There are two problems with tracing. First, it's slow, and while it's happening the program has to be more or less paused to avoid race conditions. This can lead to noticeable execution hiccups when the program is supposed to be interacting with a user, or bogged-down performance in a server app. This can be mitigated by various techniques, such as breaking allocated memory up into "generations" on the principle that if an allocation doesn't get collected the first time you try, it's likely to stick around for a while. Both the .NET framework and the JVM use generational garbage collectors.

Unfortunately, this feeds into the second problem: memory not getting freed when you're done with it.
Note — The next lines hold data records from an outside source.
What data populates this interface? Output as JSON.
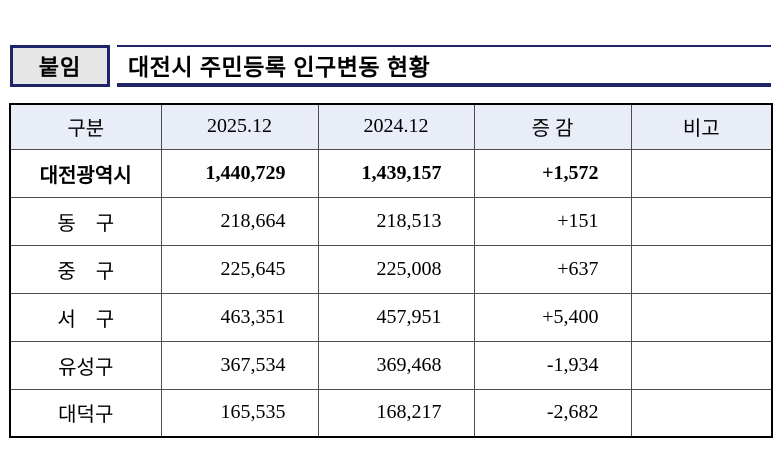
{
  "header": {
    "attachment_label": "붙임",
    "title": "대전시 주민등록 인구변동 현황"
  },
  "colors": {
    "navy": "#1f2468",
    "header_bg": "#e9edf8",
    "attach_bg": "#e6e6e6"
  },
  "table": {
    "columns": [
      "구분",
      "2025.12",
      "2024.12",
      "증 감",
      "비고"
    ],
    "rows": [
      {
        "region": "대전광역시",
        "v2025": "1,440,729",
        "v2024": "1,439,157",
        "change": "+1,572",
        "note": "",
        "emphasis": true
      },
      {
        "region": "동　구",
        "v2025": "218,664",
        "v2024": "218,513",
        "change": "+151",
        "note": "",
        "emphasis": false
      },
      {
        "region": "중　구",
        "v2025": "225,645",
        "v2024": "225,008",
        "change": "+637",
        "note": "",
        "emphasis": false
      },
      {
        "region": "서　구",
        "v2025": "463,351",
        "v2024": "457,951",
        "change": "+5,400",
        "note": "",
        "emphasis": false
      },
      {
        "region": "유성구",
        "v2025": "367,534",
        "v2024": "369,468",
        "change": "-1,934",
        "note": "",
        "emphasis": false
      },
      {
        "region": "대덕구",
        "v2025": "165,535",
        "v2024": "168,217",
        "change": "-2,682",
        "note": "",
        "emphasis": false
      }
    ]
  }
}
Unless the tracing runs immediately after you finish with an object, it will stick around until the next trace, or even longer if it makes it past the first generation. In fact, one of the best explanations of the .NET garbage collector I've seen explains that, in order to make the process as fast as possible, the GC has to defer collection for as long as it can! So the problem of memory leaks is "solved" rather bizarrely by leaking as much memory as possible for as long as possible! This is what I mean when I say that a GC turns every allocation into a memory leak. In fact, there is no guarantee that any given object will ever be collected.

Why is this an issue, when the memory still gets reclaimed when needed? For a couple of reasons. First, imagine allocating a large object (a bitmap, for example,) that takes a significant amount of memory. And then soon after you're done with it, you need another large object that takes the same (or close to the same) amount of memory. Had the first object been freed, the second one can reuse its memory. But on a garbage-collected system, you may well be still waiting for the next trace to run, and so you end up unnecessarily wasting memory for a second large object. It's basically a race condition.
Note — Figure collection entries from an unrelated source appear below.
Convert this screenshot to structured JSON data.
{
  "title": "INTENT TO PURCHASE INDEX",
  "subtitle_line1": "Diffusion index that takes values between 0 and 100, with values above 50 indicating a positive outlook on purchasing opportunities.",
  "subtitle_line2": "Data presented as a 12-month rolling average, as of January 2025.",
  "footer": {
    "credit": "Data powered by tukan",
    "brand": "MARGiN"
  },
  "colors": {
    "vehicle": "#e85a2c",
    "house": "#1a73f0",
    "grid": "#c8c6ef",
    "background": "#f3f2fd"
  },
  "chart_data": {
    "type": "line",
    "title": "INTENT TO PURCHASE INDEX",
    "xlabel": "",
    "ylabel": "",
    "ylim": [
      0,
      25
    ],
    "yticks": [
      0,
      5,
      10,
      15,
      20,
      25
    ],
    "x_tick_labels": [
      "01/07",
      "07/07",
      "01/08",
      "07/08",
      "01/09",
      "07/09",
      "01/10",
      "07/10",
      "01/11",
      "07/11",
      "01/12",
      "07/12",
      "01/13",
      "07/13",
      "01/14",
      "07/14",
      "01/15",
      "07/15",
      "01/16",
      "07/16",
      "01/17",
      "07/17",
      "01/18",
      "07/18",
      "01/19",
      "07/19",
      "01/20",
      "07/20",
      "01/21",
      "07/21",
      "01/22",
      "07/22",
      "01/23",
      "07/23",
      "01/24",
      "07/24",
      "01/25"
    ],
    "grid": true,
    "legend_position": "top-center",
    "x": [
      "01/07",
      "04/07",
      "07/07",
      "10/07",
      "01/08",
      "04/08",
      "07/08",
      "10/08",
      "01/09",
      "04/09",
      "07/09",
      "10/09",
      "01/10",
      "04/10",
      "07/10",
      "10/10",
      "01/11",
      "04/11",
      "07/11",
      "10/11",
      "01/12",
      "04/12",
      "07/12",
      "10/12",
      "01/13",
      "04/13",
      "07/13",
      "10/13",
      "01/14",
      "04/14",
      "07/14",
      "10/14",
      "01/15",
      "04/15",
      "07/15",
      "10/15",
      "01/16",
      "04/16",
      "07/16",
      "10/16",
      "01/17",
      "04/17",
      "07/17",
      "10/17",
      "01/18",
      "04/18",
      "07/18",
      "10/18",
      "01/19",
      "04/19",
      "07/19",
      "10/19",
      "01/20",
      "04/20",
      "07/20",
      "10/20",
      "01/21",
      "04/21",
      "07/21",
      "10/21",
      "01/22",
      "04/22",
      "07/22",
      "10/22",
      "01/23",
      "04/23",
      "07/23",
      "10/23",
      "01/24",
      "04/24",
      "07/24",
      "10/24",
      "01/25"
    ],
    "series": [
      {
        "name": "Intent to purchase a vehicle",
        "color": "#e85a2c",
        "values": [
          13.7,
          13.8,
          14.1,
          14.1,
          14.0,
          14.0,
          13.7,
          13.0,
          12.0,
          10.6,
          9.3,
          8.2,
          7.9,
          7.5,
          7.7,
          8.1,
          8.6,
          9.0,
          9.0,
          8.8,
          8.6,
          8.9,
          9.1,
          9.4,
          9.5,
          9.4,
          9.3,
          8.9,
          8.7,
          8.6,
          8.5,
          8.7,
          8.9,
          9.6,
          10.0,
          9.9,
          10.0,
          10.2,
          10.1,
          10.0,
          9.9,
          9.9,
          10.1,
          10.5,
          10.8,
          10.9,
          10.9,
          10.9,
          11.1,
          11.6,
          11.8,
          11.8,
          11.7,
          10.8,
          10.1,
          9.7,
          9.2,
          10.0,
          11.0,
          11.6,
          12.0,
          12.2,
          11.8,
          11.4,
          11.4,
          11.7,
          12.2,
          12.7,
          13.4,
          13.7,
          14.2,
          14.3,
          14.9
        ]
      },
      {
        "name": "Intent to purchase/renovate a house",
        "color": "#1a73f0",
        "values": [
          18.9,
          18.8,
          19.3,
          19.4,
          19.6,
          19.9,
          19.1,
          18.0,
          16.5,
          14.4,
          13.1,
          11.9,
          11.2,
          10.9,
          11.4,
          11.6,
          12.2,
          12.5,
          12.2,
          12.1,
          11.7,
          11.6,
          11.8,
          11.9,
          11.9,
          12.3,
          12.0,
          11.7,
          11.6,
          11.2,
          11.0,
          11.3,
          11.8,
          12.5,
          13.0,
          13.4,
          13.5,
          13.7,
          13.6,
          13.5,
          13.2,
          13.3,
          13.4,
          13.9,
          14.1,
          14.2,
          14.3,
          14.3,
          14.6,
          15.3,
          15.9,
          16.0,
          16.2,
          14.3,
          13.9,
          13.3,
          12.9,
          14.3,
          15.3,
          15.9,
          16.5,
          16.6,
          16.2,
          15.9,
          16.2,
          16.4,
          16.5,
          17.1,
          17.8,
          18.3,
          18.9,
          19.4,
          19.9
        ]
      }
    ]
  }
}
Second, holding memory unnecessarily, especially in large amounts, can cause problems in a modern multitasking system. If you take up too much physical memory, it can cause your program or other programs to have to page (swap some of their memory out to disc) which really slows things down. For certain sytems, such as servers, paging can not only slow the system down, it can crash the whole thing if it's under load.
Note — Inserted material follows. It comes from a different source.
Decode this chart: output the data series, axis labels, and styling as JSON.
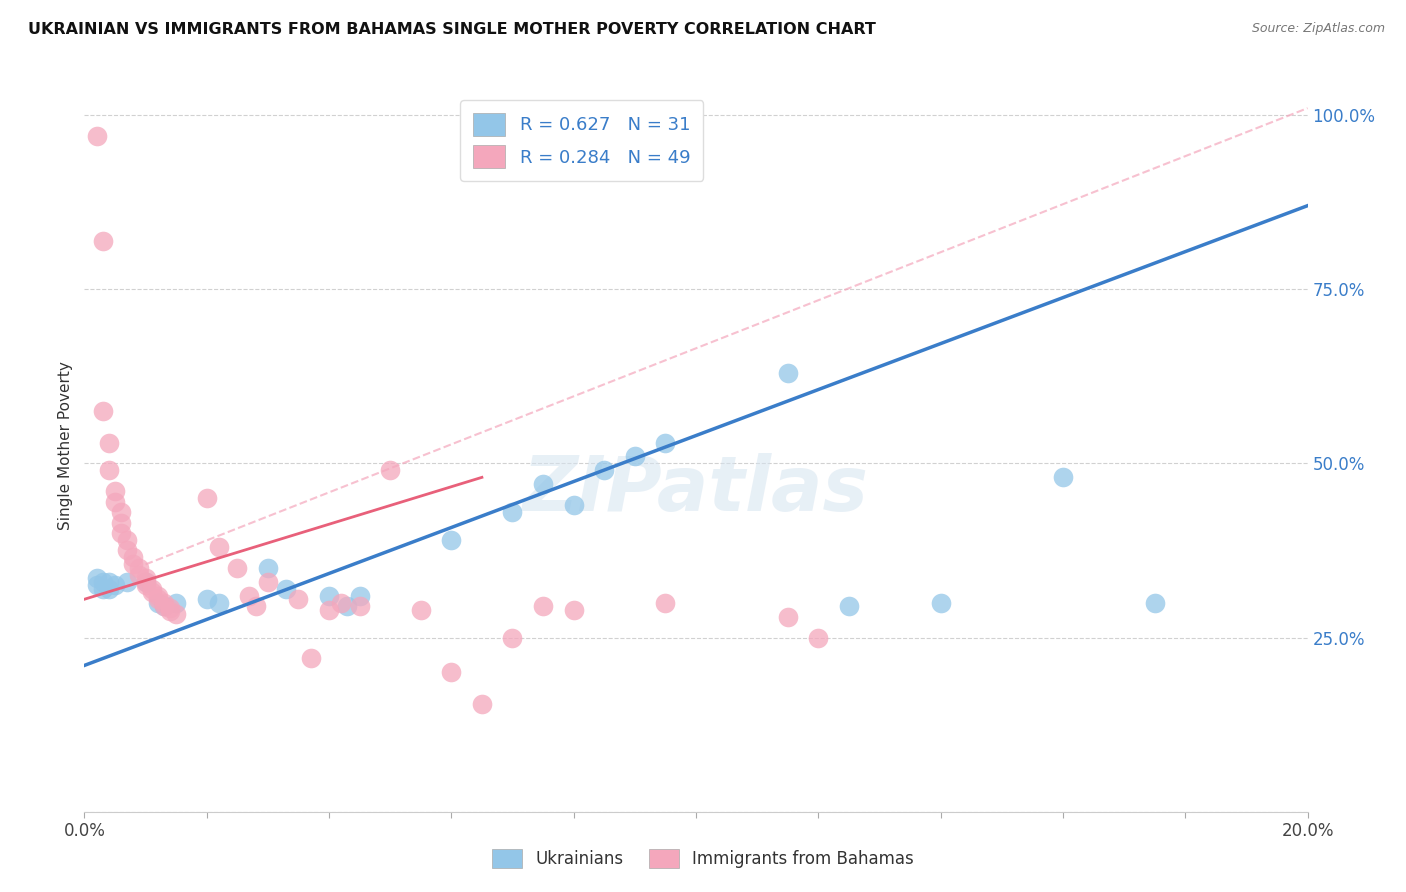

Like the dangling references problem, the no-references problem can be solved with a debugging memory manager. Again, I'll mention the Full Debug Mode from Delphi's FastMM memory manager, since it's the one I'm most familiar with. (I'm sure similar systems exist for other languages.)

When a program running under FastMM terminates, you can optionally have it report the existence of all allocations that never got freed. Full Debug Mode takes it a step further: it can save a file to disc containing not only the type of allocation, but a stack trace from when it was allocated and other debug info, for each leaked allocation. This makes tracking down no-references memory leaks trivial.

When you really look at it, garbage collection may or may not do well with preventing dangling references, and universally does a bad job at handling memory leaks. Its one virtue, in fact, is not the garbage collection itself, but a side-effect: it provides an automated way to perform heap compaction. This can prevent an arcane problem (memory exhaustion through heap fragmentation) that can kill programs that run continually for a long time and have a high degree of memory churn, and heap compaction is pretty much impossible without garbage collection. However, any good memory allocator these days uses buckets to minimize fragmentation, which means that fragmentation only truly becomes a problem in extreme circumstances. For a program in which heap fragmentation is likely to be a problem, it's advisable to use a compacting garbage collector. But IMO in any other case, the use of garbage collection is premature optimization, and better solutions exist to the problems that it "solves."